Pivot table allows us to reshape our dataframe.

our_df = pd.pivot_table(our_df, index=['date'], columns = 'candidate_name')
our_df.columns = our_df.columns.to_series().str.join('_')
our_df.head()
pct_estimate_Donald Trump pct_estimate_Joseph R. Biden Jr.
date
2020-02-27 49.07925 45.30089
2020-02-28 49.09676 45.30901
2020-02-29 49.09724 45.30896
2020-03-01 49.09724 45.30895
2020-03-02 48.91861 45.37694

Date here is the dataframe index. We want it to be a column.

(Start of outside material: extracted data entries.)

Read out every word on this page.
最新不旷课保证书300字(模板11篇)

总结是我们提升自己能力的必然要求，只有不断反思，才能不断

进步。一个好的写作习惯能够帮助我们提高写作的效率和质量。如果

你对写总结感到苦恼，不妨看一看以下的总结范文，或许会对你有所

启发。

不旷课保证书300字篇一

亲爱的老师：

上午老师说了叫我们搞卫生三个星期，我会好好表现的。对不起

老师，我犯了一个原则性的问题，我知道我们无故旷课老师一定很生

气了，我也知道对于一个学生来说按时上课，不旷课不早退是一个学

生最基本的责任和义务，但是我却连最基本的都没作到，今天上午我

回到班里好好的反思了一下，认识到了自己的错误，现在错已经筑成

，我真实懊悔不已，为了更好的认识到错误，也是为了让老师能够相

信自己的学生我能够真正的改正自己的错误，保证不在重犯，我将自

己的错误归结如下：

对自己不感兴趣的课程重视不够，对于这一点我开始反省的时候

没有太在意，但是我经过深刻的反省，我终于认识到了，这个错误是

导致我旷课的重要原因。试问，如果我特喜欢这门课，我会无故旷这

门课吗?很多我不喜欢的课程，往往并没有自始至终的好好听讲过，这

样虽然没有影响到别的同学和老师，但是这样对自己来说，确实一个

our_df['date1'] = our_df.index
our_df.columns = ['Trump', 'Biden', 'date1']
our_df.head()
Trump Biden date1
date
2020-02-27 49.07925 45.30089 2020-02-27
2020-02-28 49.09676 45.30901 2020-02-28
2020-02-29 49.09724 45.30896 2020-02-29
2020-03-01 49.09724 45.30895 2020-03-01
2020-03-02 48.91861 45.37694 2020-03-02

Creating our new plot, to fool all those people who expect Trump to win in Texas.

base = alt.Chart(our_df).encode(
        alt.X('date1')
)

line_A = base.mark_line(color='#5276A7').encode(
    alt.Y('Trump', axis=alt.Axis(titleColor='#5276A7'), scale=alt.Scale(domain=[42,53]))
)

line_B = base.mark_line(color='#F18727').encode(
    alt.Y('Biden', axis=alt.Axis(titleColor='#F18727'), scale=alt.Scale(domain=[35,53]))
)

alt.layer(line_A, line_B).resolve_scale(y='independent')

Did you see what I did there?

Of course, mixed axis plots are rarely purely line plots. Instead they can be mixes of different axis. For these and other plotting mistakes, the economist has a nice article here. You may want to try some of these plots with this data set or the world indicators dataset from a few weeks ago.